Medtronic did resolve a cloud vulnerability Rios and Butts found, in which an attacker could remotely access and modify patients' pacemaker data. And their disclosures are also documented in Department of Homeland Security industrial control system advisories—including a separate Medtronic insulin pump vulnerability the researchers discovered that could allow an attacker to remotely dose a patient with extra insulin.
Butts and Rios say, though, that many of the advisories are vaguely worded, and seem to downplay the potential severity of the attacks.

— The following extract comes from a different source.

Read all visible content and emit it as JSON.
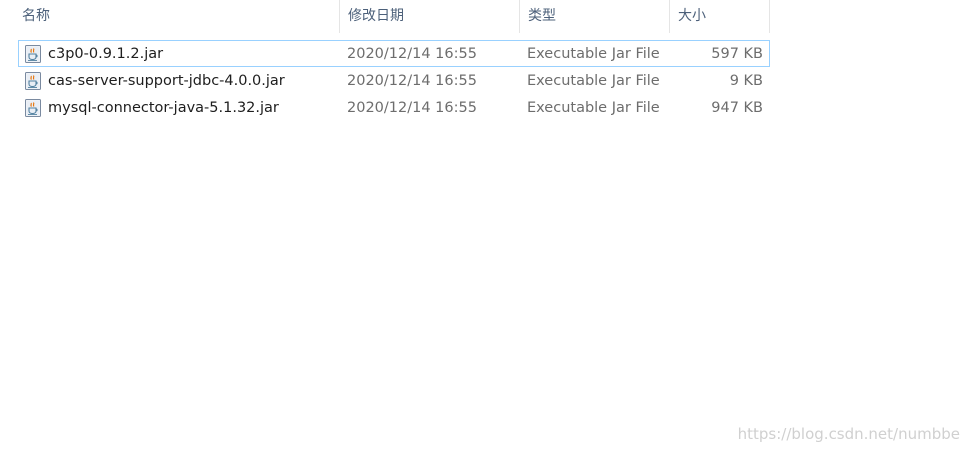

For example, all of them say that the "vulnerabilities are not exploitable remotely," even when possible attacks hinge on things like connecting to HTTP web servers over the internet, or manipulating wireless radio signals. "We were talking about bringing a live pig because we have an app where you could kill it from your iPhone remotely and that would really demonstrate these major implications," Butts says. "We obviously decided against it, but it’s just a mass scale concern. Almost anybody with the implantable device in them is subject to the potential implications of exploitation."
DHS did not return a request for comment by publication. In a statement, the FDA said it "values the important work of security researchers. The FDA is engaged with security researchers, industry, academia and the medical community in ongoing efforts to ensure the safety and effectiveness of medical devices as they face potential cyber threats, at all stages in the device’s lifecycle."1 The agency also noted in an April Medical Device Safety Action Plan that it is considering establishing a "CyberMed Safety Expert Analysis Board, which would presumably provide a neutral vetting and review process for this type of disclosure.
Meanwhile, Medtronic maintains that it has evaluated the concerns and has robust defenses in place to defend patients. "We'll just demonstrate the exploits in action and let people decide for themselves," Rios says.
1UPDATE 8/9 2:55 PM: This story has been updated to include comment from the FDA.